Son dönemlerde biz 17 yıl bir firmanın bayilik ve distribütörlüğünü yaptık. Çeşitli birikimlerimiz oldu. Benim köylüm, şu anda oturduğum ev onun villasıdır. Çevrede beş villa ona düştü. Altı-yedi villa toprak sahibine düştü. Bizim de böyle bir arayış içinde olduğumuzu bildiği için bize söyledi, 'maliyetine veririm' diye. O sırada şirketi tamamen devrettik. Bulunduğumuz yeri de apartmanı kendilerine sattık. O şekilde böyle bir şeyle biz, kardeşlerim oraya taşındık. Onun kiracısı olarak oturuyorum. O ev benim değildir. Benim payıma düşen şu anda özel bir finans kuruluşunda durmaktadır. Oradan elde ettiğim nemayla bunun kirasını ödüyorum. Ama buna yapılan yakıştırmaları anlatmaktan bıktık, onlar dinlemekten bıkmadı. Sonra baktık kendisiyle ilgili durum ortaya çıktı. 'Taksitini ödeyemediğim için satmaya karar verdim' diye manevrasını yapıyor.

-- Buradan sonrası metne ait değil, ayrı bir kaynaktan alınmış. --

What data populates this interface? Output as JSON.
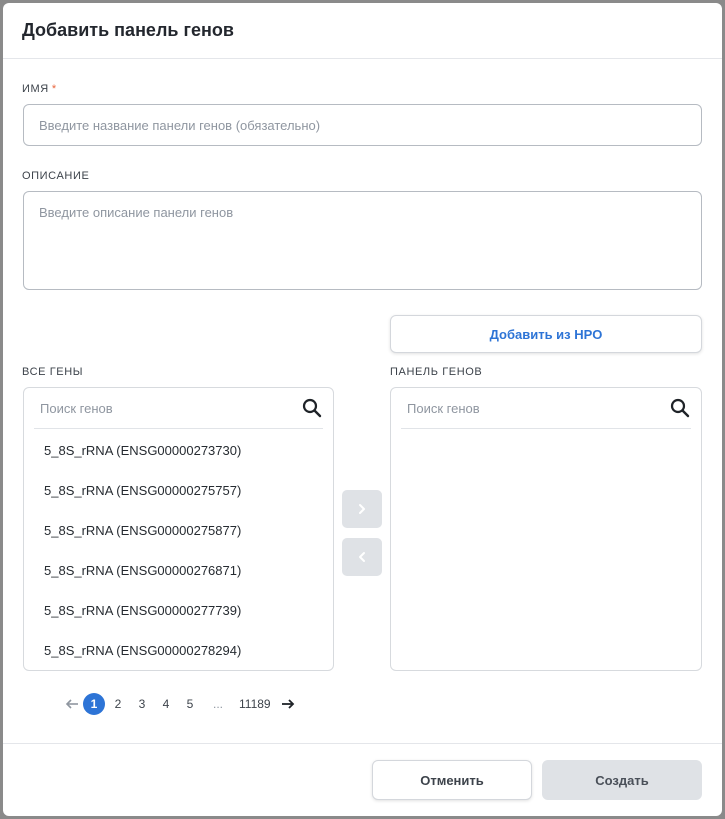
{
  "modal": {
    "title": "Добавить панель генов"
  },
  "form": {
    "name_label": "Имя",
    "name_required_mark": "*",
    "name_placeholder": "Введите название панели генов (обязательно)",
    "name_value": "",
    "description_label": "Описание",
    "description_placeholder": "Введите описание панели генов",
    "description_value": ""
  },
  "hpo_button_label": "Добавить из HPO",
  "all_genes": {
    "label": "Все гены",
    "search_placeholder": "Поиск генов",
    "items": [
      "5_8S_rRNA (ENSG00000273730)",
      "5_8S_rRNA (ENSG00000275757)",
      "5_8S_rRNA (ENSG00000275877)",
      "5_8S_rRNA (ENSG00000276871)",
      "5_8S_rRNA (ENSG00000277739)",
      "5_8S_rRNA (ENSG00000278294)"
    ]
  },
  "gene_panel": {
    "label": "Панель генов",
    "search_placeholder": "Поиск генов",
    "items": []
  },
  "transfer": {
    "add_icon": "chevron-right-icon",
    "remove_icon": "chevron-left-icon"
  },
  "pagination": {
    "pages": [
      "1",
      "2",
      "3",
      "4",
      "5"
    ],
    "ellipsis": "...",
    "last_page": "11189",
    "current": "1"
  },
  "footer": {
    "cancel_label": "Отменить",
    "create_label": "Создать"
  },
  "colors": {
    "accent": "#2d74d6",
    "required": "#e8643c",
    "disabled_button": "#dfe2e6"
  }
}
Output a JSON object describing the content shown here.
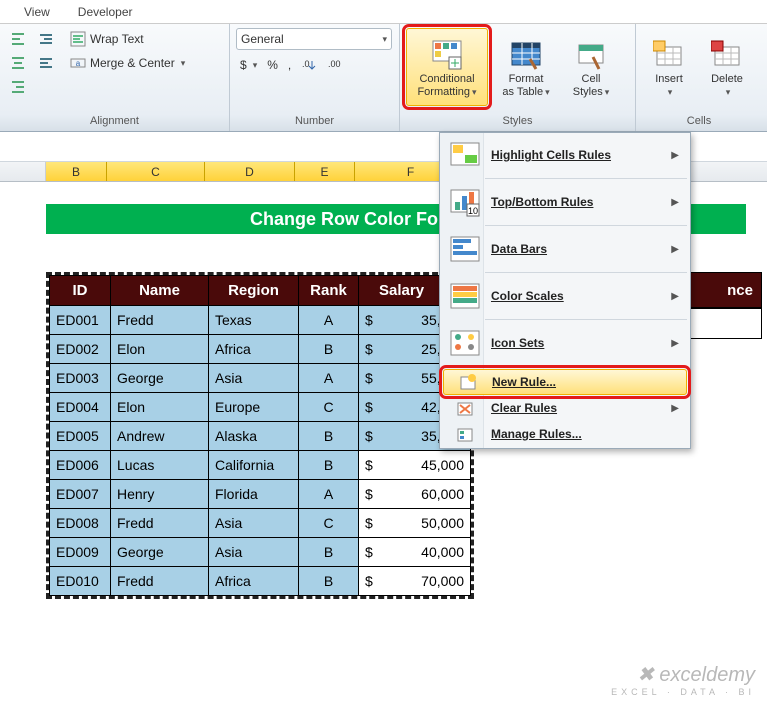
{
  "tabs": {
    "view": "View",
    "developer": "Developer"
  },
  "ribbon": {
    "alignment": {
      "label": "Alignment",
      "wrap": "Wrap Text",
      "merge": "Merge & Center"
    },
    "number": {
      "label": "Number",
      "format": "General",
      "dollar": "$",
      "percent": "%",
      "comma": ","
    },
    "styles": {
      "label": "Styles",
      "cond_fmt_l1": "Conditional",
      "cond_fmt_l2": "Formatting",
      "fmt_tbl_l1": "Format",
      "fmt_tbl_l2": "as Table",
      "cell_st_l1": "Cell",
      "cell_st_l2": "Styles"
    },
    "cells": {
      "label": "Cells",
      "insert": "Insert",
      "delete": "Delete"
    }
  },
  "menu": {
    "highlight": "Highlight Cells Rules",
    "topbottom": "Top/Bottom Rules",
    "databars": "Data Bars",
    "colorscales": "Color Scales",
    "iconsets": "Icon Sets",
    "newrule": "New Rule...",
    "clear": "Clear Rules",
    "manage": "Manage Rules..."
  },
  "columns": [
    "B",
    "C",
    "D",
    "E",
    "F"
  ],
  "banner": "Change Row Color For Single Cell",
  "table": {
    "headers": {
      "id": "ID",
      "name": "Name",
      "region": "Region",
      "rank": "Rank",
      "salary": "Salary",
      "extra": "nce"
    },
    "rows": [
      {
        "id": "ED001",
        "name": "Fredd",
        "region": "Texas",
        "rank": "A",
        "salary": "35,000"
      },
      {
        "id": "ED002",
        "name": "Elon",
        "region": "Africa",
        "rank": "B",
        "salary": "25,000"
      },
      {
        "id": "ED003",
        "name": "George",
        "region": "Asia",
        "rank": "A",
        "salary": "55,000"
      },
      {
        "id": "ED004",
        "name": "Elon",
        "region": "Europe",
        "rank": "C",
        "salary": "42,000"
      },
      {
        "id": "ED005",
        "name": "Andrew",
        "region": "Alaska",
        "rank": "B",
        "salary": "35,000"
      },
      {
        "id": "ED006",
        "name": "Lucas",
        "region": "California",
        "rank": "B",
        "salary": "45,000"
      },
      {
        "id": "ED007",
        "name": "Henry",
        "region": "Florida",
        "rank": "A",
        "salary": "60,000"
      },
      {
        "id": "ED008",
        "name": "Fredd",
        "region": "Asia",
        "rank": "C",
        "salary": "50,000"
      },
      {
        "id": "ED009",
        "name": "George",
        "region": "Asia",
        "rank": "B",
        "salary": "40,000"
      },
      {
        "id": "ED010",
        "name": "Fredd",
        "region": "Africa",
        "rank": "B",
        "salary": "70,000"
      }
    ],
    "currency": "$"
  },
  "watermark": {
    "brand": "exceldemy",
    "tag": "EXCEL · DATA · BI"
  }
}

Bizi bunları cevaplandırma noktasına düşürme.''
Başbakan Erdoğan, belediyeler arasında asla bir ayırım söz konusu olmadığını vurgulayarak, ''Nerede olursa olsun derdimiz, oradaki belediye başkanının hangi partiden olduğu değil. Orada insanlar var. Biz 'bölgesel, etnik milliyetçilik yapmayacağız' dedik. Oradaki bütün insanları vatandaşım olarak bilir ve hizmeti götürürüz'' dedi.